#100DaysOfWeb in Python Transcripts
Chapter: Days 13-16: CSS Layout and Design
Lecture: Demo: Exploring CSS selectors

Login or purchase this course to watch this video and the rest of the course contents.
0:00 Now that you're familiar with our CSS selector app. Lets go click around, and see what we got. Let's start by exploring the idea of selectors.
0:09 That's what we've spoken about so far. So, here we have a static page, selectors.html. And it kind of looks like my podcast, right? Talk Python to Me.
0:18 So, you can see if we were to go to Talk Python and we were going to go to the episodes you'd see it looks very much like this.

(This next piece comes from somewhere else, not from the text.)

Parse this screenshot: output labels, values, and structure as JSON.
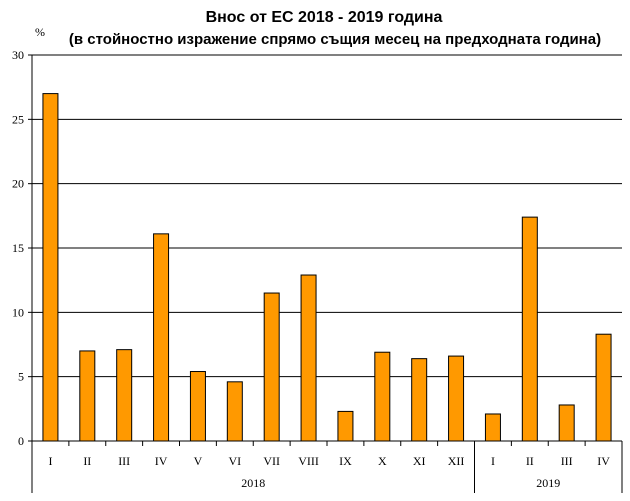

0:26 However, what I've done is I've added this little section at the top that lets us type in CSS selectors. And so, for example
0:34 each one of these little blocks here is going to be a td, right? A table data element. If we hit that notice how they're all lighting up.
0:45 We can come down here and see that we have a whole bunch of little boxes lit up. And we can do, show me all the table rows. There are the table rows.
0:54 I could show me all the images. Then it goes to the images on the page. So the idea of this site is going to let us explore
1:01 and let you experiment with creating selectors that will do interesting things. Now, there's a bunch of HTML here
1:07 you can go and open it up and look at it but its not super relevant to know what's going on. Instead, I made this dialog using Bootstrap
1:15 to let us ask questions like "I would like to see all the elements that are episodes released this month."
1:23 So, they're going to have a class, this-month and it's worth pointing out the meaning of having a class is you know, there's a bunch of things
1:31 potentially with that class but the meaning of an id is that it's supposed to be unique within the page. So as you think about designing HTML if
1:38 there's going to be exactly one thing like one latest episode, than maybe its an id but if there's multiple things like
1:45 say, this-month or course-images or whatever then, of course you need that to be a class. So, lets go over here. I want to find all the stuff
1:53 that has the latest-episode. If I run that, nothing happens because this is an id not an HTML tag, right? So, remember, in CSS, how do we say id?
2:03 Hash, so hash latest-episode there. That's cool. What if we want to know about the ones that were this-month? Remember, that was a class.
2:14 So, to specify a class you say, dot. That little tiny dot right there. So, those are the ones that have run or released in March 2019.
2:25 See one on the 9th and one on the 13th. That's pretty awesome right? What else can we do? We could ask for the body.
2:32 We could ask for the table head, th and because that's an HTML element we just put, th, and that selects that. If you want tbody, for the table body
2:43 there's the table body. If you want all the things with class, button that would be this one, this one and this one that I can see.
2:52 This is a Bootstrap design style, click that and now all three of those change. So, it's kind of better this thing can even change itself, right?
3:00 Let's clean that up. Let's do one more thing, let's say we are interested in all the things that are course-images
3:06 but ultimately we're only going to be interested in the one that has a certain id. So, we come down here and say course-image and it's like that.
3:14 What if we wanted to select just the hyperlinks within there? Well, the way we have containment is we put a space, so we put a little
3:23 space right there and we put, a, for hyperlinks now the image itself is a hyperlink and that's a hyperlink. Okay? So, we're selecting that.
3:32 We could also say the ones that are only directly contained within there and it turns out that's how it is so it doesn't really make any difference.
3:39 We could also come over here and say that we want the course-images that are also have the name Pythonic. So, that selects the element
3:48 that is contained within the course-image that has id, Pythonic, and that's just the hyperlink there. Okay, so hopefully this gives you a sense
3:56 of what you can do with CSS and I really like the visual aspect so you want to see all the td's, the tr's the, this-month, things like that
4:07 it lets you quickly, quickly get feedback on experimenting with CSS selectors visually.